A l'inverse de groupes tels qu'Alice In Chains, Live ou même Truly (notamment le Wheels On Fire/No One Remembers the Game sorti en toute discrétion) qui ont pris la décision d'alourdir leurs compositions ou d'assombrir l'ambiance de leurs derniers morceaux, Giants In The Trees semble être l'un des derniers représentants de ce grunge à la fois brut et très simple, situé quelque part entre revival de la culture hippie et pychédélisme hérité des Screaming Trees. Ce qui n'est pas très étonnant puisque Jack Endino de Sub Pop a réalisé le mixage et le mastering de cet album-éponyme autoproduit, qui paraît très authentique (le "one, two, three" ambiance studio d'enregistrement d'Ode to Pacific Anarchism, les premières notes de Pretend et l'outro de One of a Kind comparable à un concert qui se termine en apothéose). Pour en revenir à Jack Endino, celui-ci n'est autre que le co-fondateur de Skin Yard et est une vieille connaissance de Krist de l'époque Bleach (1989) de Nirvana.

On a devant nous un grunge positif dans le sens où l'on a l'impression que Giants in the Trees est une suite d'hymnes à la simplicité et résulte d'un émerveillement collectif du groupe pour les éléments de la nature (les titres parlent d'eux-mêmes), plus qu'une réelle prise de tête des musiciens qui auraient décidé de nous servir quelque chose de très "premier degré". Ils se permettent une sorte de lâcher-prise et un degré de folie que l'on ne retrouvait que dans les productions du milieu des années '80, en témoigne l'orgasme que simule la pétillante Jillian Raye sur la dernière minute du single Sasquatch.

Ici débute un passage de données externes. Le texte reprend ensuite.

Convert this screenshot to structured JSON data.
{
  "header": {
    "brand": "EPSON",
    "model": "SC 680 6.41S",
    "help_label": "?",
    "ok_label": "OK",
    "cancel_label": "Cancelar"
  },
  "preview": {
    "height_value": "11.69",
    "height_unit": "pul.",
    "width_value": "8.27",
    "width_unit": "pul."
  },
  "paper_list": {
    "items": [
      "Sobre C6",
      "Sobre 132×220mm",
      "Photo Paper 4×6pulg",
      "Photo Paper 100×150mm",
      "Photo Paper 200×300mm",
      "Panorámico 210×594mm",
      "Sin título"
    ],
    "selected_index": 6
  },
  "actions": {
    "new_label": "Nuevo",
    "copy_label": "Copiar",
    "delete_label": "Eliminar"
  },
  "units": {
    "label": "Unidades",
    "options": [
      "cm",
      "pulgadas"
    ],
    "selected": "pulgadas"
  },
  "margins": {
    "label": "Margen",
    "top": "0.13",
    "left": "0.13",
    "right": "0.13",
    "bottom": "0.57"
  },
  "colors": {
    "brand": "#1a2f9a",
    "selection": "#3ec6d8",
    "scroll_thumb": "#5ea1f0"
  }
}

A bien des égards, la production de l'album se rapproche de celle du premier EP ultra-psychédélique de Screaming Trees délivré en 1986, à savoir Other Worlds. En effet, on nage en plein dans le cliché hippie, des "love, love, love" d'Ode to Pacific Anarchism (qui contient finalement plus d'interjections et de choeurs que de paroles) aux "dream, dream, dream" de The In-Between. De plus, de nombreuses pièces sont truffées de petits solos de banjo inspirés de la country-blues et qui, dans notre imaginaire, seraient susceptibles de nous évoquer la ruée vers l'or du XIXème siècle aux Etats-Unis, comme c'est le cas sur Center of the Earth.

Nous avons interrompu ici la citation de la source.